The best example of The Neo-Futurists’ combined work is their ensemble performance, The Infinite Wrench, where audiences see 30 original two-minute plays written by the cast within 60 minutes—and the plays change every week to address current events and personal developments in (almost) real-time. And because each performance engages audience feedback by calling out random numbers, which determines which of the mini-plays will be performed at that moment, no two performances are alike. When the timer goes off, the cast moves quickly to the next play, which may be a very different genre than the last.  

A person of light skin tone sits by an overhead projector, while a screen behind them shows an image of a beach with words that read, "Today I sat by the lake at Foster beach, which was your favorite view of the water."
Photo Credit: Anna Gelman / The Neo-Futurist Theater
Works by The Neo-Futurists are grounded in their personal experiences and perspectives.

It’s easy to imagine The Infinite Wrench is so named because of all the “wrenches” being thrown in the performance. The mini-plays are funny, heartrending, political, and sometimes downright bizarre, yet the emotional connection with the audience is so sincere in each that even when genres and subjects are switched abruptly from one play to the next, they flow more seamlessly than one might expect.  

The show is performed in a small theatre where the audience seating encompasses the stage on three sides and there’s practically no separation between the audience and the cast. Viewers are warned that choosing to sit in the first two rows is consenting to potentially participating in the skits. Only those seated in the back get the spectator-only experience and even then you’re still close enough to make direct eye contact with the cast, which adds to the intimacy of the storytelling experience. 

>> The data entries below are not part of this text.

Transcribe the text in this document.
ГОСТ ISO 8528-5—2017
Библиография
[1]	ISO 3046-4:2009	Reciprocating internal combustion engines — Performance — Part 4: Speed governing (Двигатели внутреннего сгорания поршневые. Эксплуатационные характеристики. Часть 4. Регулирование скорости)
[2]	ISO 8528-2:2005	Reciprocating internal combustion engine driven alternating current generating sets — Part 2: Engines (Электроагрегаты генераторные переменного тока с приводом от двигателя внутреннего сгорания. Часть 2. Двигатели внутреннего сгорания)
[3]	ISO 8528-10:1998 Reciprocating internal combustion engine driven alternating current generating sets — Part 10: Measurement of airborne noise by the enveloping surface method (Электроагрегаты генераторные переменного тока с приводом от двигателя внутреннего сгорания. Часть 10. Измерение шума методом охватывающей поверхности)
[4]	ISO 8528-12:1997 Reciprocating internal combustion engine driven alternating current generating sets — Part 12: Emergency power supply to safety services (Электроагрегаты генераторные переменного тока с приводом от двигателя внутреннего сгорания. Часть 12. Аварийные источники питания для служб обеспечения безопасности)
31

A group of people gesture and perform in a black box theater.
Photo Credit: Joe Mazza / The Neo-Futurist Theatre
Performances by the group are a “fusion of sport, poetry and living-newspaper.”

Even after seeing a show, it’s a struggle for me to articulate the experience to someone who wasn’t there. The easiest way for me to describe it is to say the feeling is similar to watching the 2022 sci-fi adventure indie hit Everything Everywhere All at Once, where a Chinese-American woman simply wants to do the business taxes for the laundromat she and her husband own but keeps getting pulled into alternate realities. Like the film, there are moments in Neo-Futurist shows where you’re shocked and moments where you’re deeply confused, but the overall effect is one of emotional vulnerability and necessity; something that gets to the core of the human experience in a way that goes largely untouched in the world at large.  

While there are offshoots of The Neo-Futurists in San Francisco, New York City, and London, the Chicago branch is the originator, making this Italian Futurist-inspired type of theatre as distinctly Midwestern as Italian beef.